Le marché de l’aide auditive explose en Suisse avec près de 300 millions de francs de chiffre d’affaires. Cette explosion ne s’explique pas par une dégradation de l’audition de la population, mais par une prise en charge précoce: les Suisses et Suissesses s’équipent désormais plus tôt.

A Neuchâtel, un nouveau centre auditif flambant neuf a ouvert ses portes. Équipé de matériel dernier cri, il doit se démarquer dans un secteur où la concurrence est féroce: sur moins de 400 mètres au cœur de la ville, on retrouve sept enseignes spécialisées dans l’audition.

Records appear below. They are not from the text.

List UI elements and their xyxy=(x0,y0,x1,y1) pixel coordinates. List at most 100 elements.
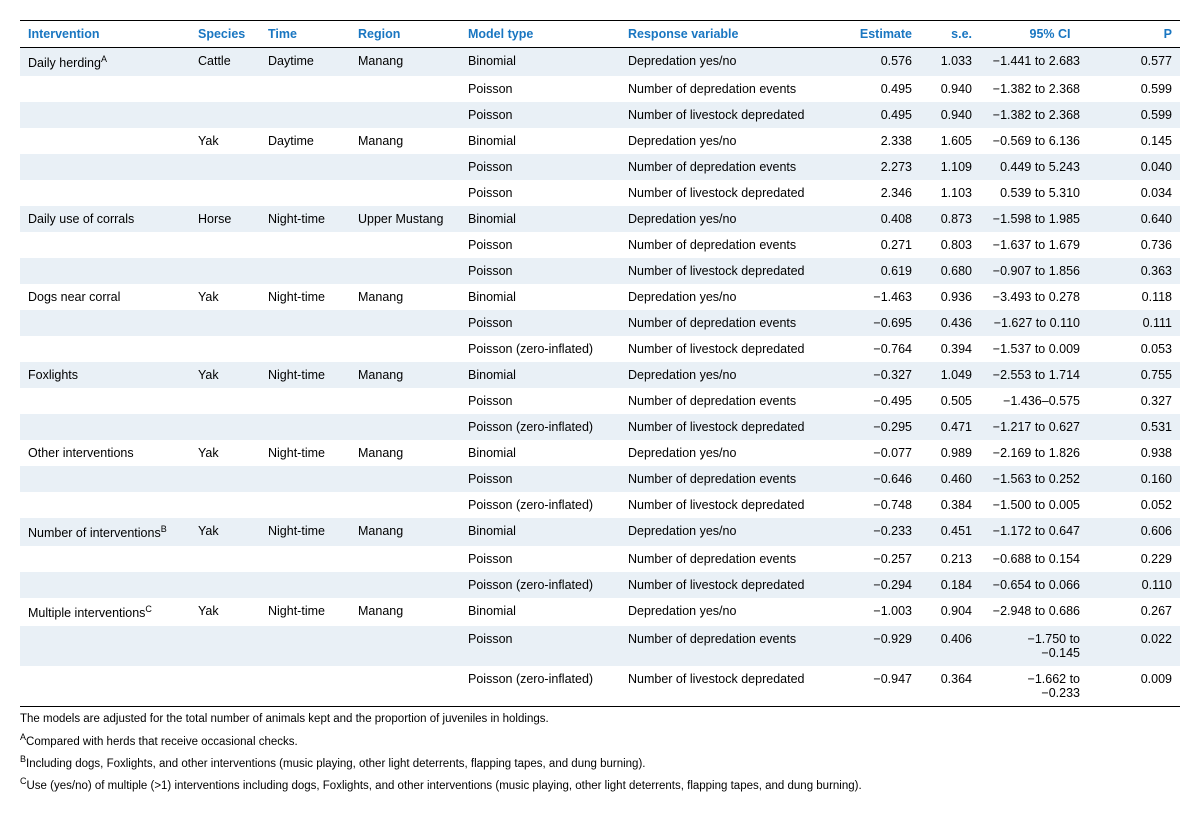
cell: −0.295 xyxy=(840,414,920,440)
cell xyxy=(260,180,350,206)
cell: Depredation yes/no xyxy=(620,128,840,154)
cell: 0.940 xyxy=(920,102,980,128)
cell: 0.680 xyxy=(920,258,980,284)
cell: Number of depredation events xyxy=(620,546,840,572)
cell: 2.338 xyxy=(840,128,920,154)
cell: −1.662 to −0.233 xyxy=(980,666,1120,707)
cell: Depredation yes/no xyxy=(620,206,840,232)
cell: Night-time xyxy=(260,518,350,546)
cell xyxy=(350,336,460,362)
cell: −1.637 to 1.679 xyxy=(980,232,1120,258)
cell xyxy=(190,466,260,492)
cell xyxy=(350,310,460,336)
cell xyxy=(190,180,260,206)
col-species: Species xyxy=(190,21,260,48)
cell xyxy=(260,626,350,666)
cell: −0.077 xyxy=(840,440,920,466)
table-row: Multiple interventionsCYakNight-timeMana… xyxy=(20,598,1180,626)
cell: 0.229 xyxy=(1120,546,1180,572)
table-row: Daily herdingACattleDaytimeManangBinomia… xyxy=(20,48,1180,77)
cell xyxy=(20,626,190,666)
cell: 0.364 xyxy=(920,666,980,707)
cell: −1.436–0.575 xyxy=(980,388,1120,414)
table-row: PoissonNumber of depredation events−0.25… xyxy=(20,546,1180,572)
table-body: Daily herdingACattleDaytimeManangBinomia… xyxy=(20,48,1180,707)
cell xyxy=(20,336,190,362)
cell: Number of livestock depredated xyxy=(620,572,840,598)
cell: −1.750 to −0.145 xyxy=(980,626,1120,666)
cell: 0.539 to 5.310 xyxy=(980,180,1120,206)
cell: 1.103 xyxy=(920,180,980,206)
cell: 0.736 xyxy=(1120,232,1180,258)
cell: −0.764 xyxy=(840,336,920,362)
footnote-c: CUse (yes/no) of multiple (>1) intervent… xyxy=(20,775,1172,795)
table-row: PoissonNumber of depredation events0.495… xyxy=(20,76,1180,102)
cell: Poisson xyxy=(460,310,620,336)
cell: 0.495 xyxy=(840,76,920,102)
cell: Number of interventionsB xyxy=(20,518,190,546)
table-row: Poisson (zero-inflated)Number of livesto… xyxy=(20,666,1180,707)
cell: 0.619 xyxy=(840,258,920,284)
col-intervention: Intervention xyxy=(20,21,190,48)
cell xyxy=(190,666,260,707)
cell xyxy=(190,232,260,258)
cell: Number of livestock depredated xyxy=(620,666,840,707)
col-time: Time xyxy=(260,21,350,48)
cell: −0.495 xyxy=(840,388,920,414)
cell: −2.948 to 0.686 xyxy=(980,598,1120,626)
cell: 2.273 xyxy=(840,154,920,180)
cell xyxy=(20,388,190,414)
table-row: PoissonNumber of depredation events−0.49… xyxy=(20,388,1180,414)
cell: 0.184 xyxy=(920,572,980,598)
data-table-container: Intervention Species Time Region Model t… xyxy=(20,20,1172,795)
table-row: PoissonNumber of livestock depredated0.6… xyxy=(20,258,1180,284)
cell: 0.495 xyxy=(840,102,920,128)
cell: −0.695 xyxy=(840,310,920,336)
footnotes: The models are adjusted for the total nu… xyxy=(20,711,1172,794)
cell: 0.606 xyxy=(1120,518,1180,546)
footnote-a: ACompared with herds that receive occasi… xyxy=(20,731,1172,751)
cell: Foxlights xyxy=(20,362,190,388)
cell xyxy=(20,414,190,440)
cell: Daytime xyxy=(260,48,350,77)
cell: 0.213 xyxy=(920,546,980,572)
cell: Night-time xyxy=(260,440,350,466)
cell xyxy=(260,336,350,362)
cell: 0.938 xyxy=(1120,440,1180,466)
cell xyxy=(260,76,350,102)
cell: 0.460 xyxy=(920,466,980,492)
cell xyxy=(190,492,260,518)
cell: 0.936 xyxy=(920,284,980,310)
cell: Poisson xyxy=(460,232,620,258)
cell xyxy=(20,102,190,128)
cell xyxy=(260,546,350,572)
cell: Binomial xyxy=(460,284,620,310)
cell xyxy=(190,626,260,666)
cell: 0.408 xyxy=(840,206,920,232)
cell: 0.327 xyxy=(1120,388,1180,414)
table-row: Poisson (zero-inflated)Number of livesto… xyxy=(20,572,1180,598)
table-header: Intervention Species Time Region Model t… xyxy=(20,21,1180,48)
cell: −1.382 to 2.368 xyxy=(980,76,1120,102)
cell: Manang xyxy=(350,598,460,626)
cell: Binomial xyxy=(460,206,620,232)
cell: 0.267 xyxy=(1120,598,1180,626)
cell xyxy=(20,258,190,284)
cell: 0.271 xyxy=(840,232,920,258)
cell xyxy=(350,102,460,128)
cell xyxy=(190,76,260,102)
cell: Depredation yes/no xyxy=(620,362,840,388)
cell xyxy=(190,546,260,572)
cell xyxy=(350,546,460,572)
cell xyxy=(190,154,260,180)
cell xyxy=(350,466,460,492)
cell: −0.646 xyxy=(840,466,920,492)
cell xyxy=(260,572,350,598)
cell: Yak xyxy=(190,518,260,546)
cell: Manang xyxy=(350,362,460,388)
cell: Manang xyxy=(350,440,460,466)
cell: −1.382 to 2.368 xyxy=(980,102,1120,128)
cell xyxy=(20,180,190,206)
cell: Daily use of corrals xyxy=(20,206,190,232)
cell xyxy=(190,572,260,598)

Dans ce marché ultraconcentré, capter la clientèle est devenu obligatoire. « Ces personnes-là ne viendraient pas si elles ont trop de trajets, en tout cas ce serait un frein », explique samedi dans le 19h30 Hervé Brassart, responsable de secteur. « On est toujours sur l’image des vieux appareils auditifs et cette stigmatisation-là fait qu’une personne, en règle générale, met sept ans à passer les portes d’un centre auditif. »

Un secteur à 300 millions de francs

Avec près de 100’000 aides auditives vendues l’an dernier, le secteur génère désormais près de 300 millions de francs de chiffre d’affaires en Suisse, sans compter la maintenance et les tests. Un marché lucratif et prometteur, car chaque appareil coûte entre 1600 et 6000 francs.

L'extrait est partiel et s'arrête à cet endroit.